A master plan will be developed for OHA’s 10 parcels, says OHA chairwoman Colette Machado, and it’s expected to be complete within two years.
OHA has asked HCDA to pull back on plans to develop two loading dock piers in front of Fisherman’s Wharf in order to keep that waterfront open. “We want that place free, to be able to house the Hokulea and other canoes,” Machado says. “… This is a no-brainer for Hawaiians. We want unimpeded access to the shoreline. That’s why Kakaako is so important to the trustees. It’s the last valuable shoreline in Honolulu.”
However, according to Stu Glauberman, compliance assurance and community outreach officer for HCDA, Kewalo Basin’s harbor remains within the purview of HCDA. “Plans for harbor improvements have not changed nor been put on hold,” he says. Current plans call for KB Marine L.P., which has a 50-year lease, to build two wave-abatement fences and 100 mooring slips at a cost to KB of $20 million. Plans for the loading docks at Fisherman’s Wharf call for them to be built with harbor revenues and $3 million from the state revolving fund, but there’s no set timeline in place.
The final details of Kakaako’s transformation will change and be debated over the coming two decades, but the broad strokes seem guided by a vision that the major landowners share with the governor.

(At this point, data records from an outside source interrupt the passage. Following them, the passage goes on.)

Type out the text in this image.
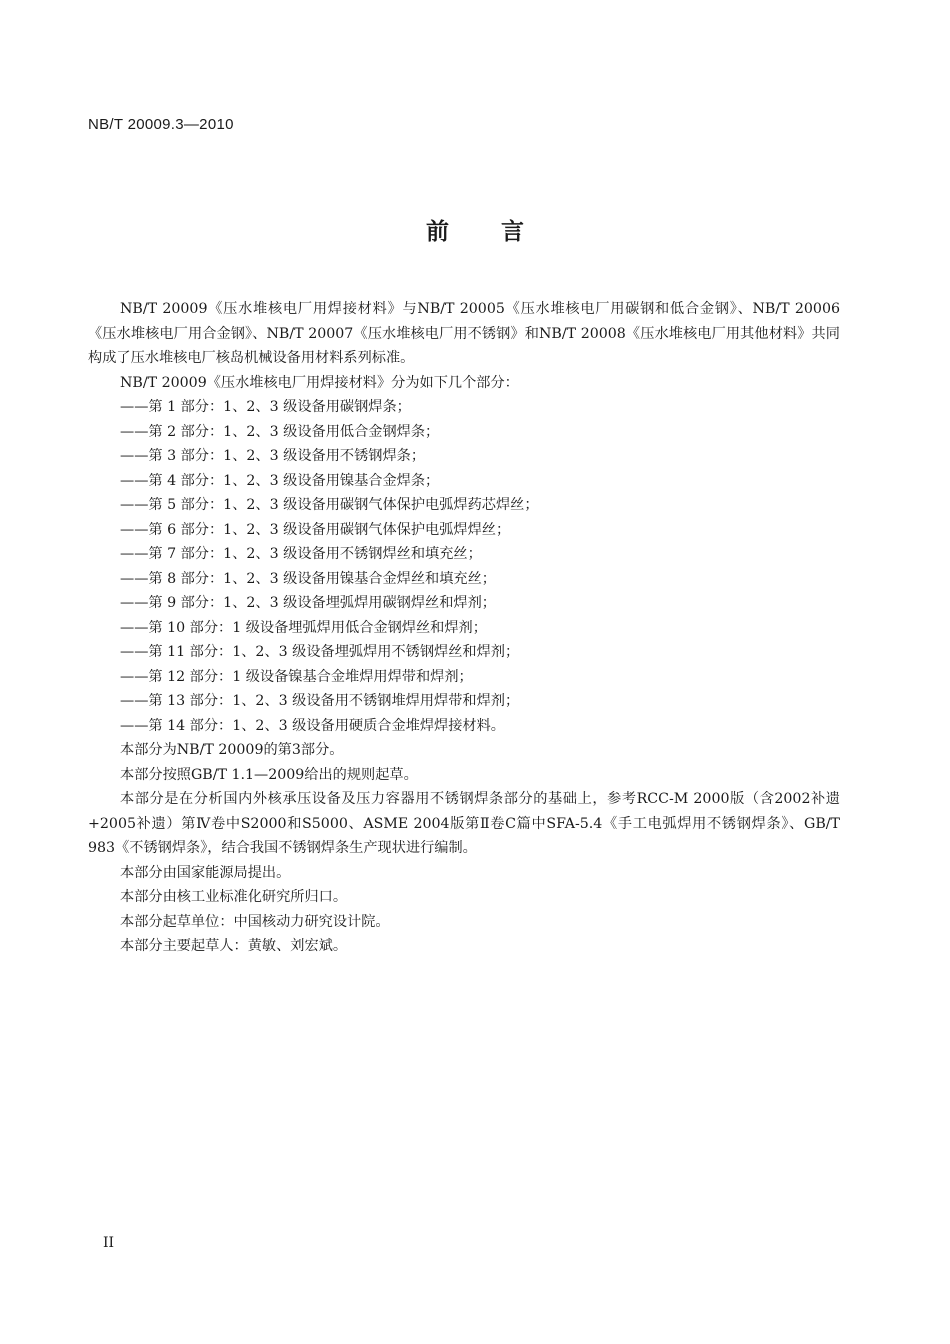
NB/T 20009.3—2010
前 言

NB/T 20009《压水堆核电厂用焊接材料》与NB/T 20005《压水堆核电厂用碳钢和低合金钢》、NB/T 20006《压水堆核电厂用合金钢》、NB/T 20007《压水堆核电厂用不锈钢》和NB/T 20008《压水堆核电厂用其他材料》共同构成了压水堆核电厂核岛机械设备用材料系列标准。

NB/T 20009《压水堆核电厂用焊接材料》分为如下几个部分：

——第 1 部分：1、2、3 级设备用碳钢焊条；

——第 2 部分：1、2、3 级设备用低合金钢焊条；

——第 3 部分：1、2、3 级设备用不锈钢焊条；

——第 4 部分：1、2、3 级设备用镍基合金焊条；

——第 5 部分：1、2、3 级设备用碳钢气体保护电弧焊药芯焊丝；

——第 6 部分：1、2、3 级设备用碳钢气体保护电弧焊焊丝；

——第 7 部分：1、2、3 级设备用不锈钢焊丝和填充丝；

——第 8 部分：1、2、3 级设备用镍基合金焊丝和填充丝；

——第 9 部分：1、2、3 级设备埋弧焊用碳钢焊丝和焊剂；

——第 10 部分：1 级设备埋弧焊用低合金钢焊丝和焊剂；

——第 11 部分：1、2、3 级设备埋弧焊用不锈钢焊丝和焊剂；

——第 12 部分：1 级设备镍基合金堆焊用焊带和焊剂；

——第 13 部分：1、2、3 级设备用不锈钢堆焊用焊带和焊剂；

——第 14 部分：1、2、3 级设备用硬质合金堆焊焊接材料。

本部分为NB/T 20009的第3部分。

本部分按照GB/T 1.1—2009给出的规则起草。

本部分是在分析国内外核承压设备及压力容器用不锈钢焊条部分的基础上，参考RCC-M 2000版（含2002补遗+2005补遗）第Ⅳ卷中S2000和S5000、ASME 2004版第Ⅱ卷C篇中SFA-5.4《手工电弧焊用不锈钢焊条》、GB/T 983《不锈钢焊条》，结合我国不锈钢焊条生产现状进行编制。

本部分由国家能源局提出。

本部分由核工业标准化研究所归口。

本部分起草单位：中国核动力研究设计院。

本部分主要起草人：黄敏、刘宏斌。

II
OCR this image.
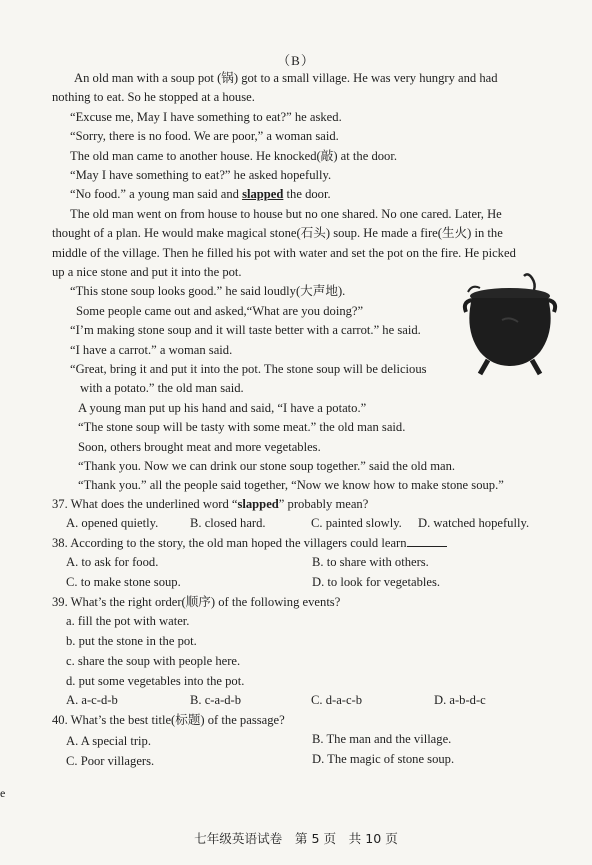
（B）
An old man with a soup pot (锅) got to a small village. He was very hungry and had
nothing to eat. So he stopped at a house.
“Excuse me, May I have something to eat?” he asked.
“Sorry, there is no food. We are poor,” a woman said.
The old man came to another house. He knocked(敲) at the door.
“May I have something to eat?” he asked hopefully.
“No food.” a young man said and slapped the door.
The old man went on from house to house but no one shared. No one cared. Later, He
thought of a plan. He would make magical stone(石头) soup. He made a fire(生火) in the
middle of the village. Then he filled his pot with water and set the pot on the fire. He picked
up a nice stone and put it into the pot.
“This stone soup looks good.” he said loudly(大声地).
Some people came out and asked,“What are you doing?”
“I’m making stone soup and it will taste better with a carrot.” he said.
“I have a carrot.” a woman said.
“Great, bring it and put it into the pot. The stone soup will be delicious
with a potato.” the old man said.
A young man put up his hand and said, “I have a potato.”
“The stone soup will be tasty with some meat.” the old man said.
Soon, others brought meat and more vegetables.
“Thank you. Now we can drink our stone soup together.” said the old man.
“Thank you.” all the people said together, “Now we know how to make stone soup.”
37. What does the underlined word “slapped” probably mean?
A. opened quietly.	B. closed hard.	C. painted slowly. D. watched hopefully.
38. According to the story, the old man hoped the villagers could learn
A. to ask for food.	B. to share with others.
C. to make stone soup.	D. to look for vegetables.
39. What’s the right order(顺序) of the following events?
a. fill the pot with water.
b. put the stone in the pot.
c. share the soup with people here.
d. put some vegetables into the pot.
A. a-c-d-b	B. c-a-d-b	C. d-a-c-b	D. a-b-d-c
40. What’s the best title(标题) of the passage?
A. A special trip.	B. The man and the village.
C. Poor villagers.	D. The magic of stone soup.
e
七年级英语试卷　第 5 页　共 10 页
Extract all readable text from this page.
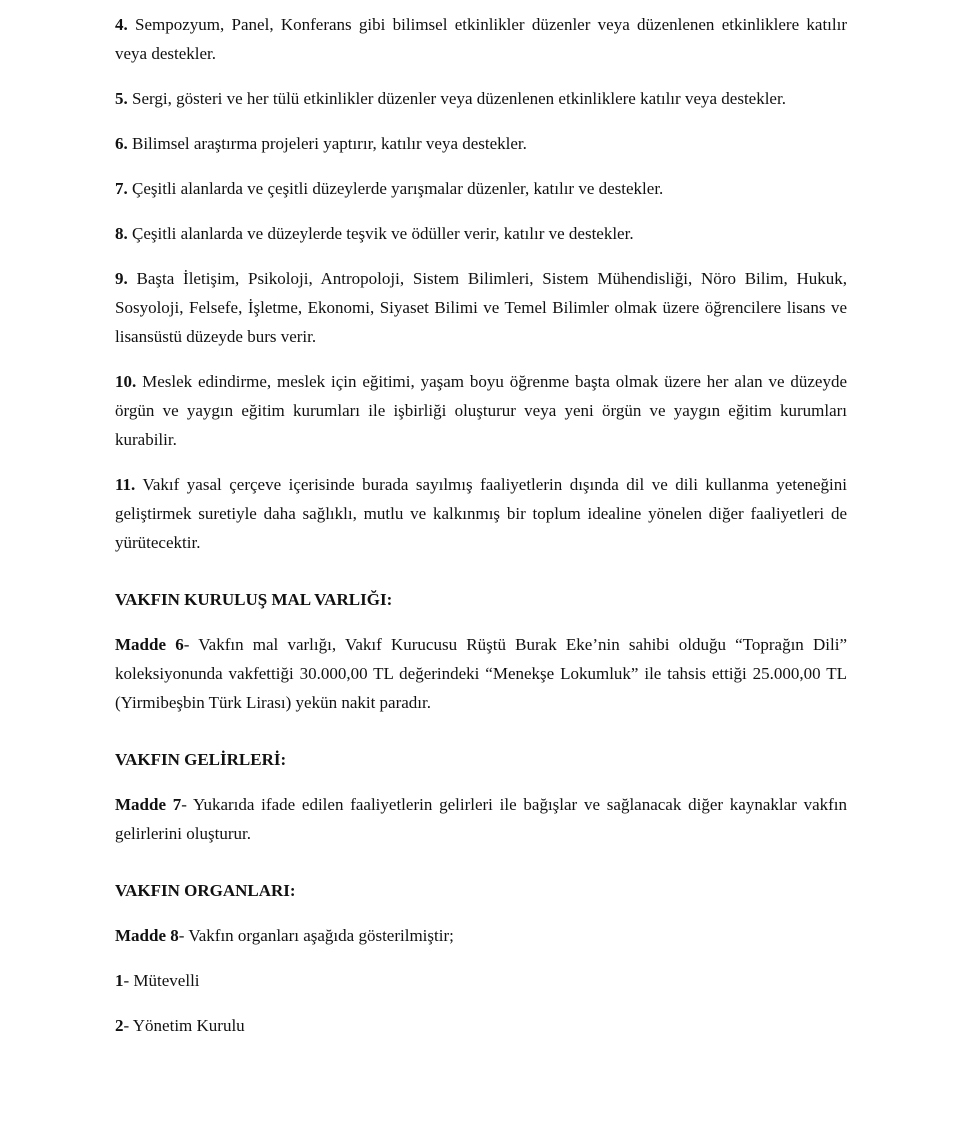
4. Sempozyum, Panel, Konferans gibi bilimsel etkinlikler düzenler veya düzenlenen etkinliklere katılır veya destekler.

5. Sergi, gösteri ve her tülü etkinlikler düzenler veya düzenlenen etkinliklere katılır veya destekler.

6. Bilimsel araştırma projeleri yaptırır, katılır veya destekler.

7. Çeşitli alanlarda ve çeşitli düzeylerde yarışmalar düzenler, katılır ve destekler.

8. Çeşitli alanlarda ve düzeylerde teşvik ve ödüller verir, katılır ve destekler.

9. Başta İletişim, Psikoloji, Antropoloji, Sistem Bilimleri, Sistem Mühendisliği, Nöro Bilim, Hukuk, Sosyoloji, Felsefe, İşletme, Ekonomi, Siyaset Bilimi ve Temel Bilimler olmak üzere öğrencilere lisans ve lisansüstü düzeyde burs verir.

10. Meslek edindirme, meslek için eğitimi, yaşam boyu öğrenme başta olmak üzere her alan ve düzeyde örgün ve yaygın eğitim kurumları ile işbirliği oluşturur veya yeni örgün ve yaygın eğitim kurumları kurabilir.

11. Vakıf yasal çerçeve içerisinde burada sayılmış faaliyetlerin dışında dil ve dili kullanma yeteneğini geliştirmek suretiyle daha sağlıklı, mutlu ve kalkınmış bir toplum idealine yönelen diğer faaliyetleri de yürütecektir.

VAKFIN KURULUŞ MAL VARLIĞI:

Madde 6- Vakfın mal varlığı, Vakıf Kurucusu Rüştü Burak Eke’nin sahibi olduğu “Toprağın Dili” koleksiyonunda vakfettiği 30.000,00 TL değerindeki “Menekşe Lokumluk” ile tahsis ettiği 25.000,00 TL (Yirmibeşbin Türk Lirası) yekün nakit paradır.

VAKFIN GELİRLERİ:

Madde 7- Yukarıda ifade edilen faaliyetlerin gelirleri ile bağışlar ve sağlanacak diğer kaynaklar vakfın gelirlerini oluşturur.

VAKFIN ORGANLARI:

Madde 8- Vakfın organları aşağıda gösterilmiştir;

1- Mütevelli

2- Yönetim Kurulu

“What I want to see,” Abercrombie says, “is a contem-porary Hawaiian version of organic architecture in a context of urban growth, where high density in the core can be transposed into community life that reflects Hawaii and its basic values.
“If you go high, then you can disperse your density at street level, where people live, and prevent urban sprawl. It will emphasize walking, open space, view-plane corridors. You’ll see it like a village.”